Seine Installationen sind durchdacht und genau geplant, gleichzeitig werden Zufall und Improvisation zu werkbestimmenden Elementen. Er untersucht Handlungen sowie deren Ursache und Wirkung auf verschiedenen Wahrnehmungsebenen, sei es physisch, mental oder visuell. Für seine raumgreifenden Arbeiten verwendet er häufig Materialien wie Filz, Glas oder Kreide. Dabei dient ihm der Boden zeitlebens als “Untergrund” und Experimentierfeld. Bereits 1966 entstehen in Los Angeles die ersten auf dem Boden verstreuten Distribution Pieces, mit denen er im November 1968 durch eine Titelgeschichte in der Zeitschrift Artforum schlagartig einer breiteren Öffentlichkeit bekannt wird.

Die Zeichnung ist ein wesentlicher Bestandteil von Le Vas Werk.

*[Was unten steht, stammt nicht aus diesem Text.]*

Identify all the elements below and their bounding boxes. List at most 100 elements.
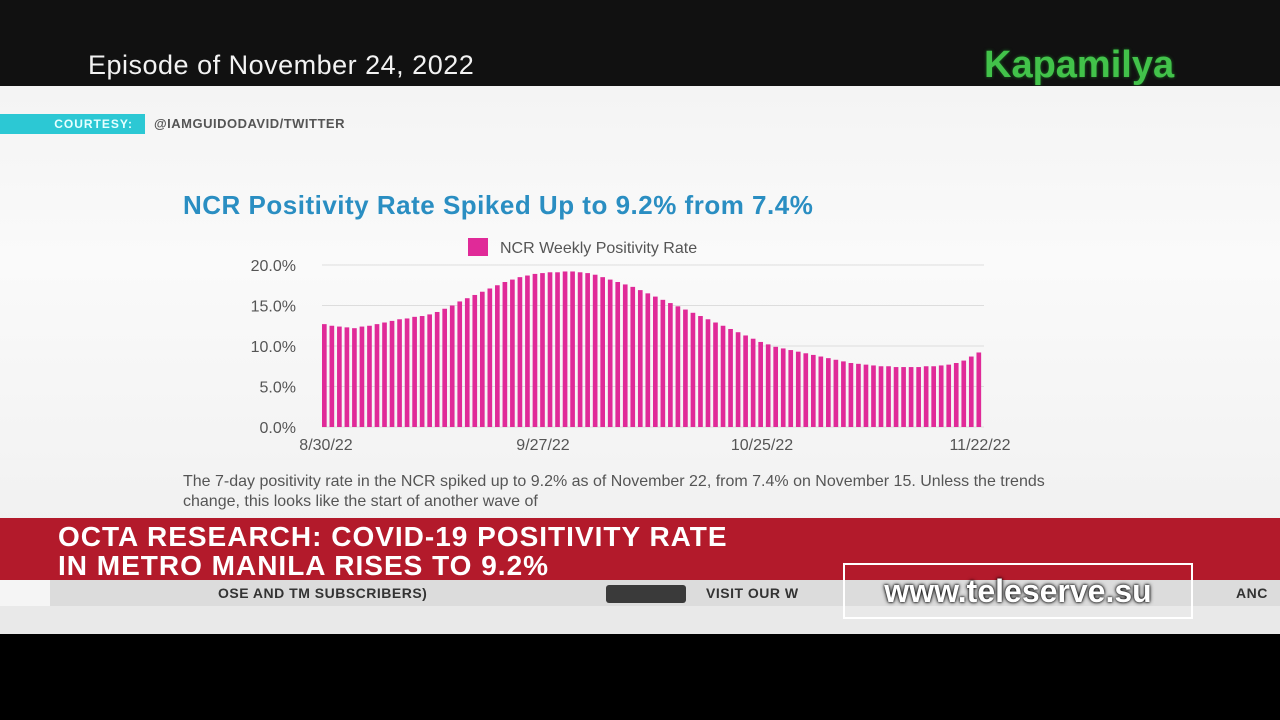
bar — [728, 328, 733, 427]
bar — [555, 272, 560, 427]
bar — [570, 271, 575, 427]
bar — [630, 286, 636, 427]
bar — [698, 316, 703, 427]
bar — [871, 365, 876, 427]
bar — [404, 318, 410, 427]
bar — [600, 277, 605, 427]
bar — [826, 358, 831, 427]
ticker-text-left: OSE AND TM SUBSCRIBERS) — [218, 585, 428, 601]
bar — [690, 312, 696, 427]
bar — [668, 303, 673, 427]
bar — [976, 352, 982, 427]
bar — [615, 282, 621, 427]
bar — [367, 325, 372, 427]
bar — [344, 327, 350, 427]
bar — [780, 348, 786, 427]
y-tick-label: 0.0% — [260, 420, 296, 437]
bar — [908, 367, 914, 427]
bar — [720, 325, 726, 427]
bar — [502, 282, 508, 427]
bar — [412, 316, 417, 427]
ticker-left-block — [0, 580, 50, 606]
chart-legend: NCR Weekly Positivity Rate — [468, 238, 697, 258]
bar — [803, 353, 809, 427]
bar — [442, 308, 448, 427]
bar — [841, 361, 846, 427]
x-tick-label: 11/22/22 — [949, 437, 1010, 454]
bar — [818, 356, 824, 427]
bar — [510, 279, 515, 427]
chart-title: NCR Positivity Rate Spiked Up to 9.2% fr… — [183, 190, 814, 220]
bar — [472, 294, 478, 427]
bar — [833, 359, 839, 427]
bar — [931, 366, 936, 427]
bar — [810, 354, 816, 427]
lower-third-text: OCTA RESEARCH: COVID-19 POSITIVITY RATE … — [58, 522, 728, 580]
courtesy-tag: COURTESY: — [0, 114, 145, 134]
x-tick-label: 10/25/22 — [731, 437, 793, 454]
lower-third-line2: IN METRO MANILA RISES TO 9.2% — [58, 550, 550, 581]
bar — [886, 366, 891, 427]
bar — [322, 324, 327, 427]
bar — [968, 356, 974, 427]
watermark: www.teleserve.su — [843, 563, 1193, 619]
bar — [495, 285, 500, 427]
bar — [622, 284, 628, 427]
y-tick-label: 20.0% — [251, 258, 296, 275]
bar — [637, 290, 643, 427]
bar — [713, 322, 718, 427]
bar — [645, 293, 651, 427]
bar — [540, 273, 545, 427]
bar — [765, 344, 771, 427]
ticker-text-right: VISIT OUR W — [706, 585, 799, 601]
bar — [464, 298, 470, 427]
bar — [705, 319, 711, 427]
bar — [878, 366, 884, 427]
bar — [434, 311, 440, 427]
bar — [735, 332, 741, 427]
bottom-band — [0, 606, 1280, 634]
bar — [532, 273, 538, 427]
bar — [946, 364, 952, 427]
bar — [938, 365, 944, 427]
courtesy-source: @IAMGUIDODAVID/TWITTER — [154, 116, 345, 131]
bar — [359, 326, 365, 427]
y-tick-label: 5.0% — [260, 380, 296, 397]
bar — [592, 274, 598, 427]
bar — [653, 296, 658, 427]
bar — [795, 351, 801, 427]
bar — [389, 320, 395, 427]
bar — [525, 275, 530, 427]
bar — [562, 271, 568, 427]
bar — [863, 364, 869, 427]
bar — [675, 306, 681, 427]
bar — [607, 279, 613, 427]
logo-text: Kapamilya — [984, 44, 1175, 86]
bar — [901, 367, 906, 427]
bar — [660, 299, 666, 427]
bar — [419, 316, 425, 427]
bar — [547, 272, 553, 427]
bar — [773, 346, 779, 427]
ticker-text-end: ANC — [1236, 585, 1268, 601]
ticker-badge — [606, 585, 686, 603]
bar — [427, 314, 432, 427]
episode-label: Episode of November 24, 2022 — [88, 50, 475, 80]
bar — [916, 367, 921, 427]
x-tick-label: 9/27/22 — [516, 437, 569, 454]
bar — [397, 319, 402, 427]
bar — [457, 301, 463, 427]
x-tick-label: 8/30/22 — [299, 437, 352, 454]
bar — [923, 366, 929, 427]
bar — [848, 363, 854, 427]
bar — [683, 309, 688, 427]
bar — [743, 335, 748, 427]
bar — [961, 360, 967, 427]
bar — [479, 291, 485, 427]
bar — [577, 272, 583, 427]
bar — [750, 338, 756, 427]
legend-swatch — [468, 238, 488, 256]
bar — [856, 363, 861, 427]
top-bar — [0, 0, 1280, 90]
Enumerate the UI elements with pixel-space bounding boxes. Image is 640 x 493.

Einerseits sieht er sie als Teil seines Denkprozesses, andererseits versteht er sie als Diagramme, die ähnlich wie Partituren oder Kompositionen funktionieren. In diesem Sinne bereiten sie oft das skulpturale Werk vor, können als Planansichten dienen und lassen gleichzeitig Interpretation und Improvisation vor Ort zu.

Die Beziehung zwischen Kunstwerk und Publikum war für Barry Le Va von Anfang an von großer Bedeutung. Wie Tatorte fordern seine Installationen den Betrachter heraus, nach Hinweisen zu suchen, um die Abfolge der Handlungen, die zu ihnen geführt haben, oder das Konzept, das ihnen zugrunde liegt, zu rekonstruieren. Diese Herangehensweise basiert auf Le Vas Begeisterung für das Genre des Kriminalromans.

Le Vas Werk ist rätselhaft und hochkomplex. Kuratorin Christiane Meyer-Stoll: “Wir präsentieren das Werk des dreimaligen documenta-Teilnehmers Barry Le Va mit vielen Entdeckungen. Zugleich zeigt die Ausstellung erstmals exemplarisch, wie man posthum mit dem Werk eines Künstlers umgehen kann, der den Prozess und eine eigene Form der Improvisation kultiviert hat”.

Gemeinsam mit dem Kunstmuseum St. Gallen und dem Museum für Moderne Kunst Frankfurt am Main verfügt das Kunstmuseum Liechtenstein über frühe Schlüsselwerke von Barry Le Va aus der Sammlung Rolf Ricke. Der deutsche Galerist, der 2024 seinen 90. Geburtstag feiert, gehört zu den Pionieren der Vermittlung zeitgenössischer Kunst aus den USA und stellte den Künstler 1970 erstmals in Europa aus.